Где-то снаружи с оглушительным воем раскручивается бур длиной с земную ось, погружается в зыбкую почву, на которой стоит старый дворец, и его стены прошибает конвульсия. Откалываются от потолка куски бетона, облетает штукатурка.

— Сейчас эта развалина рухнет! — кричу я ему.

— Не дрейфь! — командует Базиль. — На, дерни для храбрости!

И протягивает мне бутылку. Композитную, мягкую, черную. На этикетке — белые буквы: «КАРТЕЛЬ».

— Что это еще за отрава?

— Текила!

— Текила? В два часа дня?

— Да! Текила, парень! Текила в два часа дня!

Он приникает к горлышку, делает большой глоток и передает бутылку мне. Изучаю ее с недоверием: газированные коктейли, рисовое пиво — это я понимаю. Но текила?
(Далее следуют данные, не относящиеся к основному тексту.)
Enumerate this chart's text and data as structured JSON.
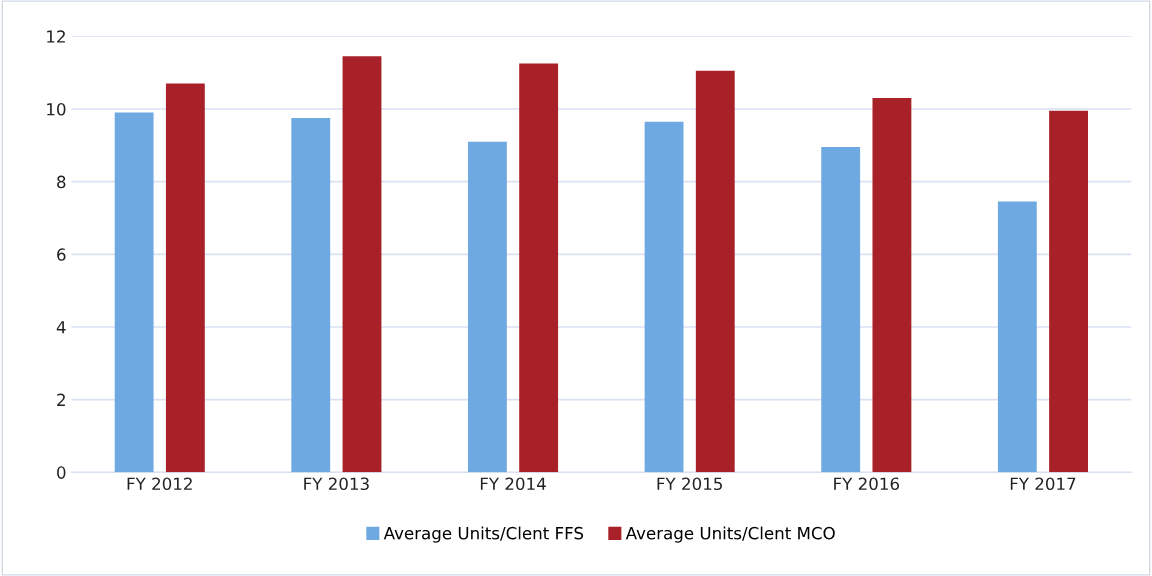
{
  "chart_data": {
    "type": "bar",
    "categories": [
      "FY 2012",
      "FY 2013",
      "FY 2014",
      "FY 2015",
      "FY 2016",
      "FY 2017"
    ],
    "series": [
      {
        "name": "Average Units/Clent FFS",
        "color": "#6fa9e1",
        "values": [
          9.9,
          9.75,
          9.1,
          9.65,
          8.95,
          7.45
        ]
      },
      {
        "name": "Average Units/Clent MCO",
        "color": "#a82028",
        "values": [
          10.7,
          11.45,
          11.25,
          11.05,
          10.3,
          9.95
        ]
      }
    ],
    "ylim": [
      0,
      12
    ],
    "yticks": [
      0,
      2,
      4,
      6,
      8,
      10,
      12
    ],
    "grid": "y",
    "legend": "bottom"
  }
}
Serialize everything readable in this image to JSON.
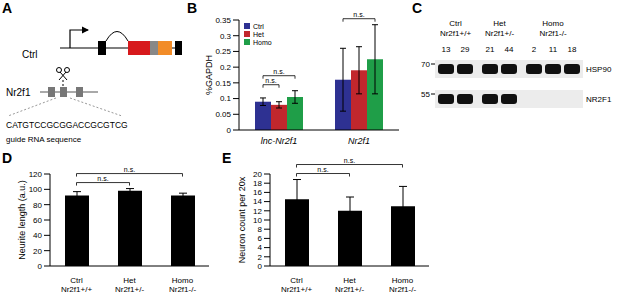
{
  "chart_data": [
    {
      "panel": "B",
      "type": "bar",
      "categories": [
        "lnc-Nr2f1",
        "Nr2f1"
      ],
      "ylabel": "%GAPDH",
      "ylim": [
        0,
        0.35
      ],
      "yticks": [
        0,
        0.05,
        0.1,
        0.15,
        0.2,
        0.25,
        0.3,
        0.35
      ],
      "legend": "top-left",
      "series": [
        {
          "name": "Ctrl",
          "color": "#2e3192",
          "values": [
            0.09,
            0.16
          ],
          "errors": [
            0.012,
            0.1
          ]
        },
        {
          "name": "Het",
          "color": "#c1272d",
          "values": [
            0.08,
            0.19
          ],
          "errors": [
            0.01,
            0.075
          ]
        },
        {
          "name": "Homo",
          "color": "#1f9e48",
          "values": [
            0.105,
            0.225
          ],
          "errors": [
            0.02,
            0.11
          ]
        }
      ],
      "annotations": [
        {
          "text": "n.s.",
          "category": "lnc-Nr2f1",
          "from": "Ctrl",
          "to": "Het"
        },
        {
          "text": "n.s.",
          "category": "lnc-Nr2f1",
          "from": "Ctrl",
          "to": "Homo"
        },
        {
          "text": "n.s.",
          "category": "Nr2f1",
          "from": "Ctrl",
          "to": "Homo"
        }
      ]
    },
    {
      "panel": "D",
      "type": "bar",
      "categories": [
        "Ctrl Nr2f1+/+",
        "Het Nr2f1+/-",
        "Homo Nr2f1-/-"
      ],
      "values": [
        92,
        98,
        92
      ],
      "errors": [
        5,
        3,
        3
      ],
      "color": "#000000",
      "ylabel": "Neurite length (a.u.)",
      "ylim": [
        0,
        120
      ],
      "yticks": [
        0,
        20,
        40,
        60,
        80,
        100,
        120
      ],
      "annotations": [
        {
          "text": "n.s.",
          "from": "Ctrl Nr2f1+/+",
          "to": "Het Nr2f1+/-"
        },
        {
          "text": "n.s.",
          "from": "Ctrl Nr2f1+/+",
          "to": "Homo Nr2f1-/-"
        }
      ]
    },
    {
      "panel": "E",
      "type": "bar",
      "categories": [
        "Ctrl Nr2f1+/+",
        "Het Nr2f1+/-",
        "Homo Nr2f1-/-"
      ],
      "values": [
        14.5,
        12,
        13
      ],
      "errors": [
        4.3,
        3,
        4.3
      ],
      "color": "#000000",
      "ylabel": "Neuron count per 20x",
      "ylim": [
        0,
        20
      ],
      "yticks": [
        0,
        2,
        4,
        6,
        8,
        10,
        12,
        14,
        16,
        18,
        20
      ],
      "annotations": [
        {
          "text": "n.s.",
          "from": "Ctrl Nr2f1+/+",
          "to": "Het Nr2f1+/-"
        },
        {
          "text": "n.s.",
          "from": "Ctrl Nr2f1+/+",
          "to": "Homo Nr2f1-/-"
        }
      ]
    }
  ],
  "diagrams": {
    "A": {
      "panel": "A",
      "constructs": [
        "Ctrl",
        "Nr2f1"
      ],
      "guide_rna": "CATGTCCGCGGACCGCGTCG",
      "guide_label": "guide RNA sequence"
    },
    "C": {
      "panel": "C",
      "markers": [
        70,
        55
      ],
      "bands": [
        "HSP90",
        "NR2F1"
      ],
      "groups": [
        {
          "label": "Ctrl Nr2f1+/+",
          "lanes": [
            13,
            29
          ],
          "detected": [
            "HSP90",
            "NR2F1"
          ]
        },
        {
          "label": "Het Nr2f1+/-",
          "lanes": [
            21,
            44
          ],
          "detected": [
            "HSP90",
            "NR2F1"
          ]
        },
        {
          "label": "Homo Nr2f1-/-",
          "lanes": [
            2,
            11,
            18
          ],
          "detected": [
            "HSP90"
          ]
        }
      ]
    }
  }
}
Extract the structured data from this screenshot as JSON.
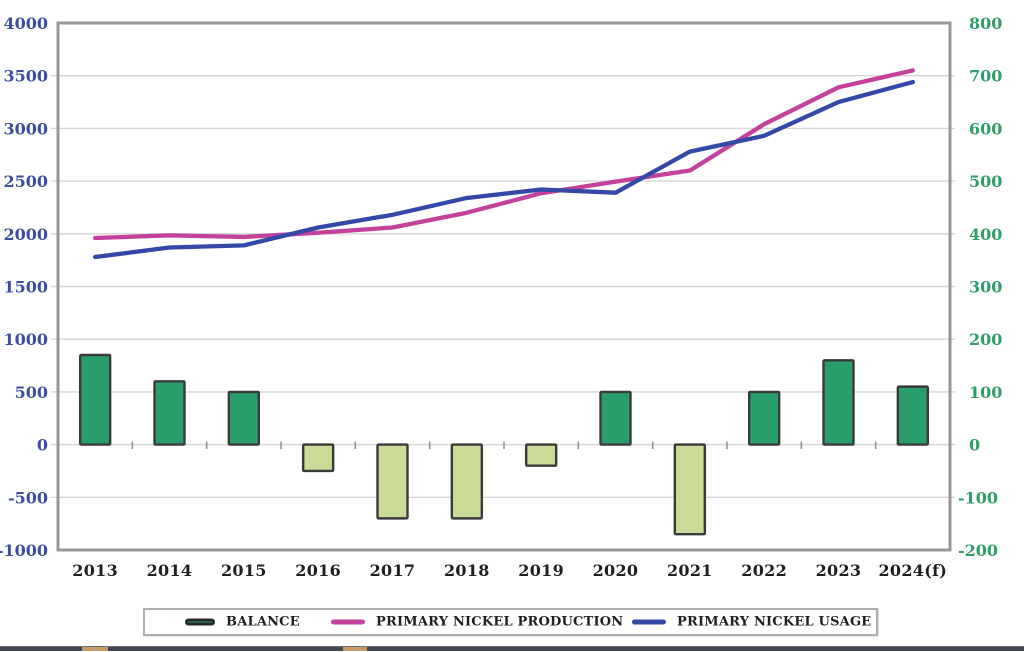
{
  "chart_data": {
    "type": "combo (bar + dual-axis line)",
    "categories": [
      "2013",
      "2014",
      "2015",
      "2016",
      "2017",
      "2018",
      "2019",
      "2020",
      "2021",
      "2022",
      "2023",
      "2024(f)"
    ],
    "series": [
      {
        "name": "BALANCE",
        "type": "bar",
        "axis": "right",
        "color_positive": "#2a9e6a",
        "color_negative": "#c9db96",
        "border_color": "#3a3a3a",
        "values": [
          170,
          120,
          100,
          -50,
          -140,
          -140,
          -40,
          100,
          -170,
          100,
          160,
          110
        ]
      },
      {
        "name": "PRIMARY NICKEL PRODUCTION",
        "type": "line",
        "axis": "left",
        "color": "#c4419c",
        "values": [
          1960,
          1985,
          1970,
          2010,
          2060,
          2200,
          2385,
          2495,
          2600,
          3040,
          3390,
          3550
        ]
      },
      {
        "name": "PRIMARY NICKEL USAGE",
        "type": "line",
        "axis": "left",
        "color": "#3448a8",
        "values": [
          1780,
          1870,
          1890,
          2060,
          2180,
          2340,
          2420,
          2390,
          2780,
          2930,
          3250,
          3440
        ]
      }
    ],
    "left_axis": {
      "min": -1000,
      "max": 4000,
      "step": 500,
      "tick_labels": [
        "4000",
        "3500",
        "3000",
        "2500",
        "2000",
        "1500",
        "1000",
        "500",
        "0",
        "-500",
        "-1000"
      ],
      "tick_values": [
        4000,
        3500,
        3000,
        2500,
        2000,
        1500,
        1000,
        500,
        0,
        -500,
        -1000
      ],
      "label_color": "#3c4ea3"
    },
    "right_axis": {
      "min": -200,
      "max": 800,
      "step": 100,
      "tick_labels": [
        "800",
        "700",
        "600",
        "500",
        "400",
        "300",
        "200",
        "100",
        "0",
        "-100",
        "-200"
      ],
      "tick_values": [
        800,
        700,
        600,
        500,
        400,
        300,
        200,
        100,
        0,
        -100,
        -200
      ],
      "label_color": "#2f9d68"
    },
    "x_axis": {
      "label_color": "#202024"
    },
    "grid": true,
    "grid_color": "#d6d6d6",
    "frame_color": "#979797",
    "legend_position": "bottom"
  },
  "legend": {
    "items": [
      {
        "label": "BALANCE",
        "swatch": "bar",
        "color": "#2a9e6a"
      },
      {
        "label": "PRIMARY NICKEL PRODUCTION",
        "swatch": "line",
        "color": "#c4419c"
      },
      {
        "label": "PRIMARY NICKEL USAGE",
        "swatch": "line",
        "color": "#3448a8"
      }
    ]
  },
  "window": {
    "bottom_edge_color": "#42474f",
    "bottom_edge_accent_color": "#c49a66"
  }
}
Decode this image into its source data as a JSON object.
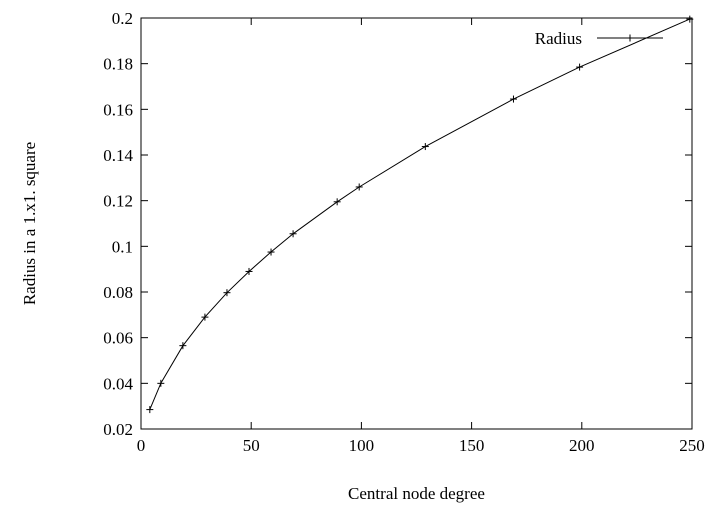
{
  "chart_data": {
    "type": "line",
    "title": "",
    "xlabel": "Central node degree",
    "ylabel": "Radius in a 1.x1. square",
    "xlim": [
      0,
      250
    ],
    "ylim": [
      0.02,
      0.2
    ],
    "x_ticks": [
      0,
      50,
      100,
      150,
      200,
      250
    ],
    "x_tick_labels": [
      "0",
      "50",
      "100",
      "150",
      "200",
      "250"
    ],
    "y_ticks": [
      0.02,
      0.04,
      0.06,
      0.08,
      0.1,
      0.12,
      0.14,
      0.16,
      0.18,
      0.2
    ],
    "y_tick_labels": [
      "0.02",
      "0.04",
      "0.06",
      "0.08",
      "0.1",
      "0.12",
      "0.14",
      "0.16",
      "0.18",
      "0.2"
    ],
    "grid": false,
    "legend_position": "top-right",
    "series": [
      {
        "name": "Radius",
        "color": "#000000",
        "marker": "plus",
        "x": [
          4,
          9,
          19,
          29,
          39,
          49,
          59,
          69,
          89,
          99,
          129,
          169,
          199,
          249
        ],
        "y": [
          0.0285,
          0.04,
          0.0565,
          0.069,
          0.0797,
          0.089,
          0.0975,
          0.1055,
          0.1195,
          0.126,
          0.1437,
          0.1645,
          0.1785,
          0.1995
        ]
      }
    ]
  }
}
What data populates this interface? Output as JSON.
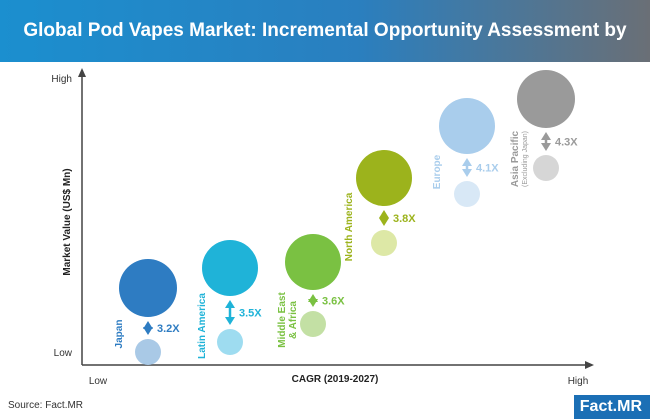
{
  "title": "Global Pod Vapes Market: Incremental Opportunity Assessment by Region",
  "source": "Source: Fact.MR",
  "logo": "Fact.MR",
  "chart_data": {
    "type": "bubble",
    "xlabel": "CAGR (2019-2027)",
    "ylabel": "Market Value (US$ Mn)",
    "x_ticks": [
      "Low",
      "High"
    ],
    "y_ticks": [
      "High",
      "Low"
    ],
    "series": [
      {
        "label": "Japan",
        "multiplier": "3.2X",
        "color": "#2e7cc2",
        "light": "#a9c9e6"
      },
      {
        "label": "Latin America",
        "multiplier": "3.5X",
        "color": "#1fb3d8",
        "light": "#9edcf0"
      },
      {
        "label": "Middle East\n& Africa",
        "multiplier": "3.6X",
        "color": "#7ac142",
        "light": "#c3e0a4"
      },
      {
        "label": "North America",
        "multiplier": "3.8X",
        "color": "#9cb31c",
        "light": "#dde8a6"
      },
      {
        "label": "Europe",
        "multiplier": "4.1X",
        "color": "#a9cdec",
        "light": "#d8e8f6"
      },
      {
        "label": "Asia Pacific",
        "sublabel": "(Excluding Japan)",
        "multiplier": "4.3X",
        "color": "#9a9a9a",
        "light": "#d6d6d6"
      }
    ]
  }
}
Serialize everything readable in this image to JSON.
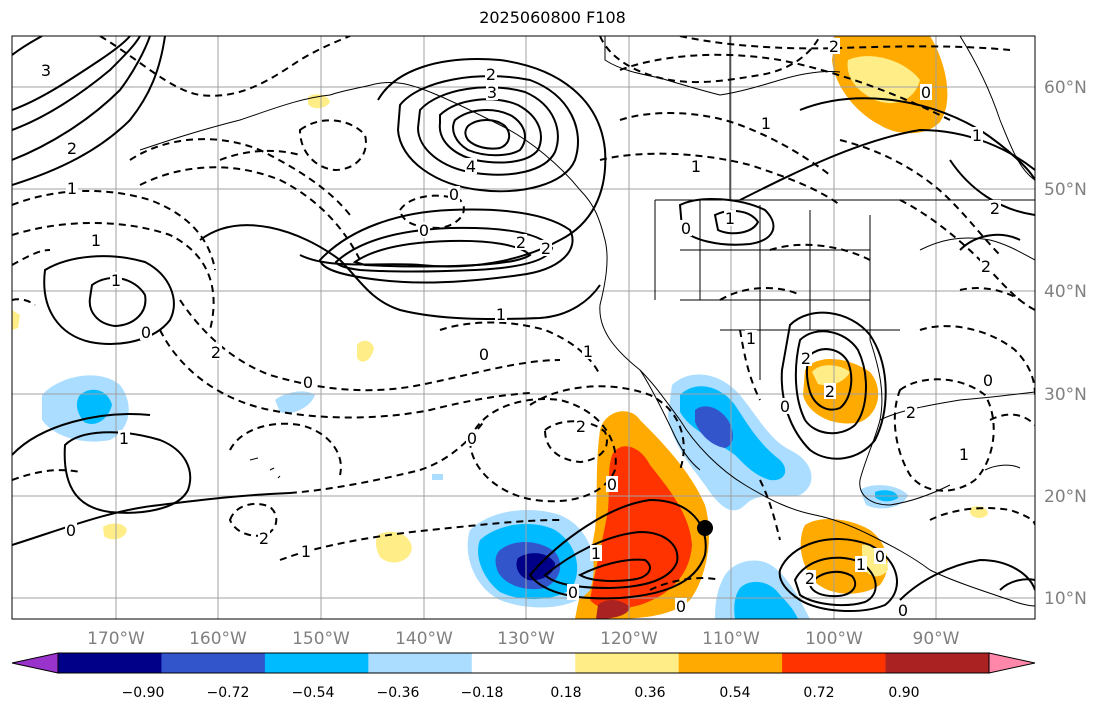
{
  "title": "2025060800 F108",
  "longitude_labels": [
    "170°W",
    "160°W",
    "150°W",
    "140°W",
    "130°W",
    "120°W",
    "110°W",
    "100°W",
    "90°W"
  ],
  "latitude_labels": [
    "60°N",
    "50°N",
    "40°N",
    "30°N",
    "20°N",
    "10°N"
  ],
  "colorbar": {
    "colors": [
      "#9933cc",
      "#000088",
      "#3355cc",
      "#00bbff",
      "#aaddff",
      "#ffffff",
      "#ffee88",
      "#ffaa00",
      "#ff3300",
      "#aa2222",
      "#ff88aa"
    ],
    "tick_labels": [
      "−0.90",
      "−0.72",
      "−0.54",
      "−0.36",
      "−0.18",
      "0.18",
      "0.36",
      "0.54",
      "0.72",
      "0.90"
    ]
  },
  "contour_labels": [
    {
      "text": "4"
    },
    {
      "text": "3"
    },
    {
      "text": "2"
    },
    {
      "text": "1"
    },
    {
      "text": "0"
    },
    {
      "text": "−1"
    },
    {
      "text": "−2"
    }
  ],
  "marker": {
    "label": "storm-center-dot",
    "lon": -111.0,
    "lat": 17.0
  }
}
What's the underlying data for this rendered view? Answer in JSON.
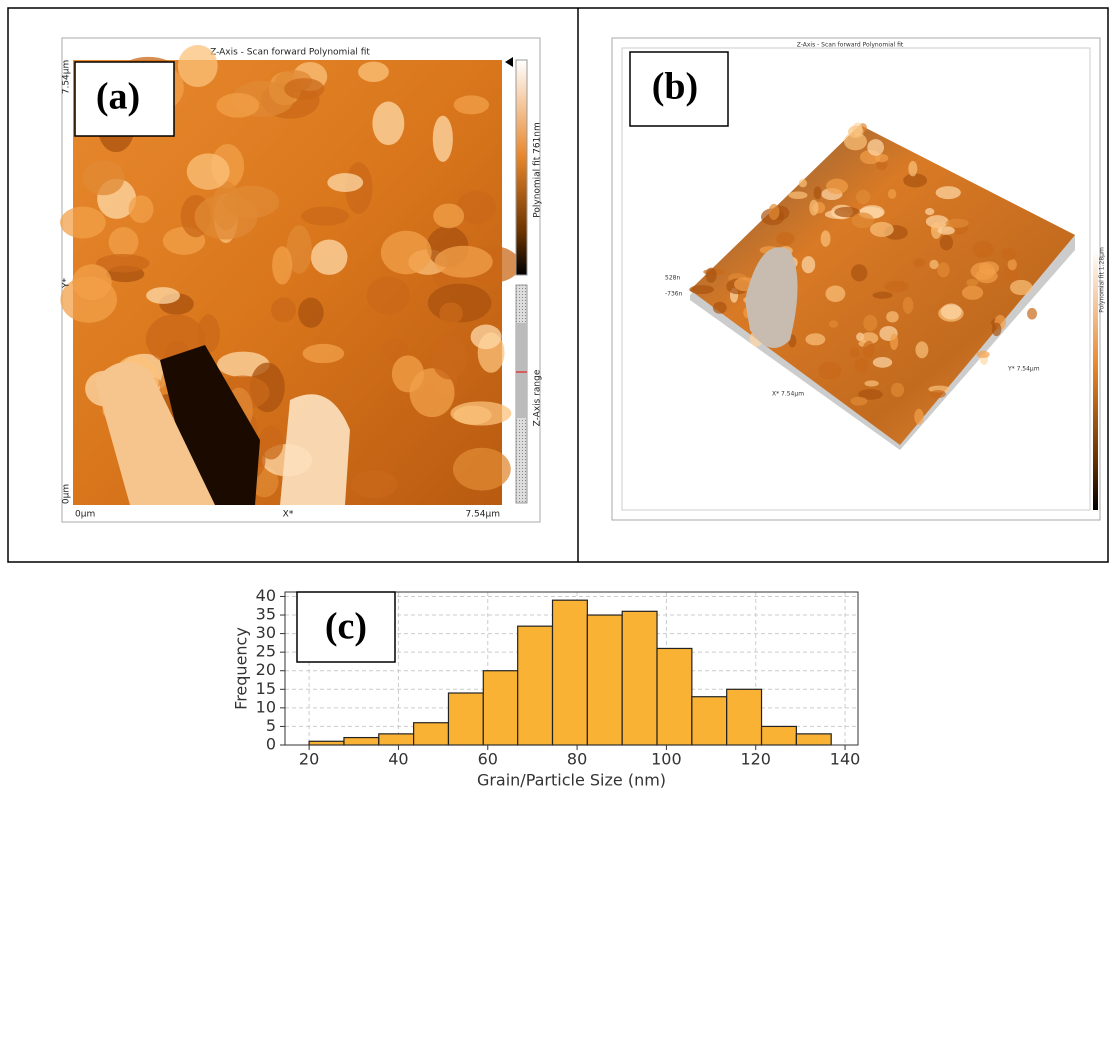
{
  "panel_a": {
    "label": "(a)",
    "title": "Z-Axis - Scan forward   Polynomial fit",
    "y_top": "7.54µm",
    "y_name": "Y*",
    "y_bottom": "0µm",
    "x_left": "0µm",
    "x_name": "X*",
    "x_right": "7.54µm",
    "colorbar_label": "Polynomial fit 761nm",
    "range_label": "Z-Axis range"
  },
  "panel_b": {
    "label": "(b)",
    "title": "Z-Axis - Scan forward  Polynomial fit",
    "z_top": "528n",
    "z_bottom": "-736n",
    "x_axis": "X* 7.54µm",
    "y_axis": "Y* 7.54µm",
    "colorbar_label": "Polynomial fit 1.28µm"
  },
  "chart_data": {
    "type": "histogram",
    "label": "(c)",
    "x_label": "Grain/Particle Size (nm)",
    "y_label": "Frequency",
    "bins": [
      20,
      27.8,
      35.6,
      43.4,
      51.2,
      59.0,
      66.7,
      74.5,
      82.3,
      90.1,
      97.9,
      105.7,
      113.5,
      121.3,
      129.1,
      136.9
    ],
    "values": [
      1,
      2,
      3,
      6,
      14,
      20,
      32,
      39,
      35,
      36,
      26,
      13,
      15,
      5,
      3
    ],
    "color": "#f9b233",
    "edgecolor": "#222222",
    "xlim": [
      14.6,
      142.9
    ],
    "ylim": [
      0,
      41.2
    ],
    "xticks": [
      20,
      40,
      60,
      80,
      100,
      120,
      140
    ],
    "yticks": [
      0,
      5,
      10,
      15,
      20,
      25,
      30,
      35,
      40
    ],
    "grid": true
  }
}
Пробую осторожно. Кислая дрянь дерет язык и глотку, прогорклый привкус въедается в рецепторы. Текила окрашивает воздух, которым я дышу, коротко и зло дает мне по солнечному сплетению и еще по затылку наотмашь.

— Ну как?

— Гадость.

— Не будь таким педиком! — Он забирает у меня бутылку, прикладывается к ней еще раз, потом возвращает ее мне. — Давай еще! Как ты еще почувствуешь, что живешь вообще, а?

Я пью снова — и во второй раз текила не становится ни на грамм лучше; то же дешевое пойло из трейдоматов — для тех, кому рисовое пиво кажется слишком медленным.

Девятьсот Шестой устанавливает бутылку на пол и с колен обращается к ней, как к идолу.

— Мы в аквариумах существуем — и жрем планктон. В наших венах — черная рыбья кровь! — декламирует он. — Мы остыли давно. Без тебя мы не сможем ожить. Чтобы быть теплокровными снова — переливание нужно. И я переливаю — текилу.

Тут он падает перед черной бутылкой, и вправду похожей на какого-то грубого идола из каменного века, ниц.

— О, текила! По глотке моей наждаком! Ты расплавленный камень-янтарь! Ты огонь кисло-желтый! Я молюсь, и ты слышишь молитвы мои. Был я дохлою рыбой всегда, но с тобою — я стал человеком!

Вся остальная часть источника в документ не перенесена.